The NOD.Cg-Prkdcscid Il2rgtm1Wjl/SzJ (005557)
Dr. Shultz and his team intravenously injected primary human LS cells into newborns of this strain and found that they have long-term engraftment and differentiation capacity, exclusively recapitulate AML and retain self-renewal capacity in vivo, providing a very representative model of human AML. The LS cells homed to and engrafted within the osteoblast-rich area of the bone marrow. There, some differentiate into AML cancer cells, but others remain quiescent - do not progress through the cell cycle and multiply. Their quiescence may explain why human LS cells are resistant to the cytotoxic effects of chemotherapy, which target fast-dividing cells. Not surprisingly, but for reasons that are not understood, the research team found that LS cells are indeed highly resistant to conventional chemotherapy. With this knowledge in hand, scientists may be able to use the NOD.Cg-Prkdcscid Il2rgtm1Wjl/SzJ mouse to develop AML therapies specifically targeted to LS cells.

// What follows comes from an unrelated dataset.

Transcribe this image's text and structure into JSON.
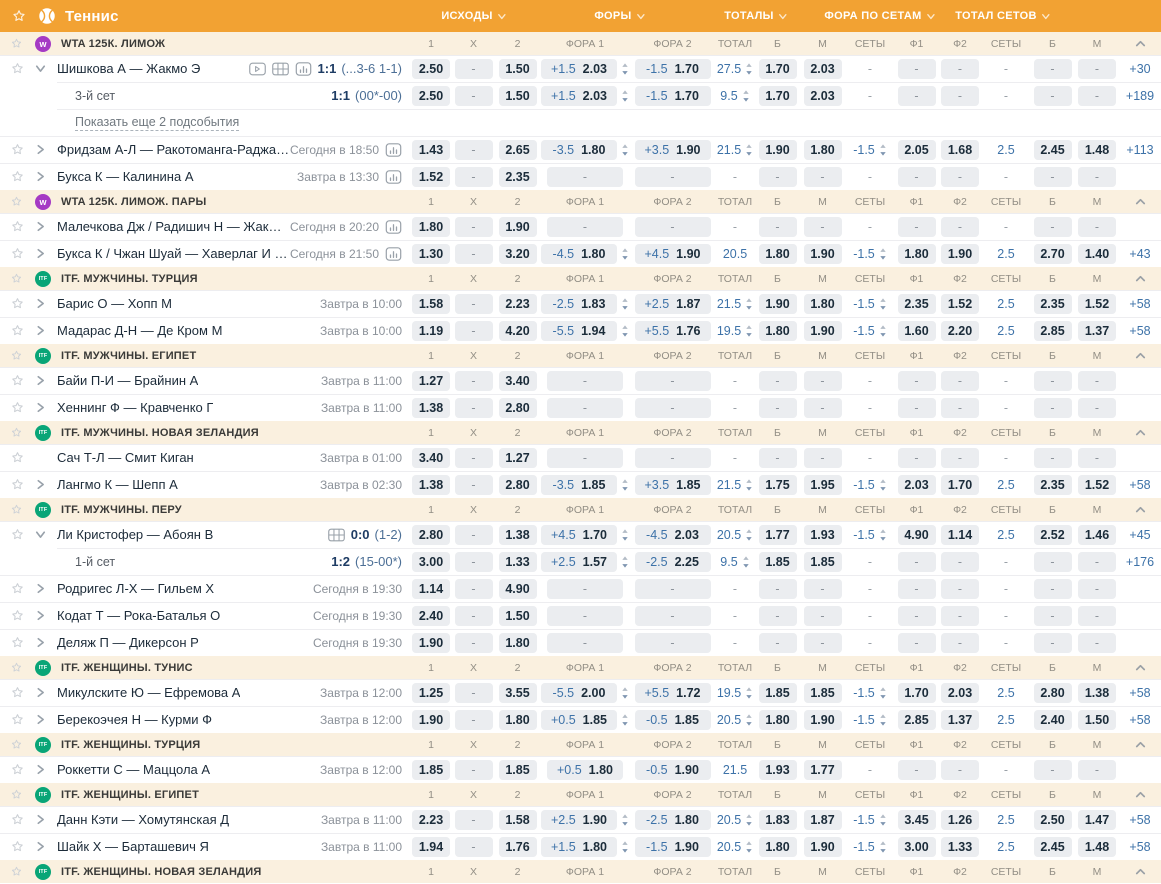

Therapies for leukemia and other cancers are improving all the time, but cancer is a complicated and adaptable foe. Better models are needed to study its pathogenesis and to develop more effective treatments and, better yet, preventions and cures. The AML xenograft model developed by Dr. Shultz and his collaborators promises to be such a model.
(Author in bold is a Jackson Laboratory Professor)
Ishikawa F, Yoshida S, Saito Y, Hijikata A, Kitamura H, Tanaka S, Nakamura R, Tanaka T, Tomiyama H, Saito N, Fukata M, Miyamoto T, Lyons B, Ohshima K, Uchida N, Taniguchi S, Ohara O, Akashi K, Harada M, Shultz LD. 2007. Chemotherapy-resistant human AML stem cells home to and engraft within the bone-marrow endosteal region. Nat Biotechnol 25:1315-21.
Shultz LD, Lyons BL, Burzenski LM, Gott B, Chen X, Chaleff S, Kotb M, Gillies SD, King M, Mangada J, Greiner DL, Handgretinger R. 2005. Human lymphoid and myeloid cell development in NOD/LtSz-scid IL2Rγnull mice engrafted with mobilized human hemopoietic stem cells. J Immunol 15:6477-89.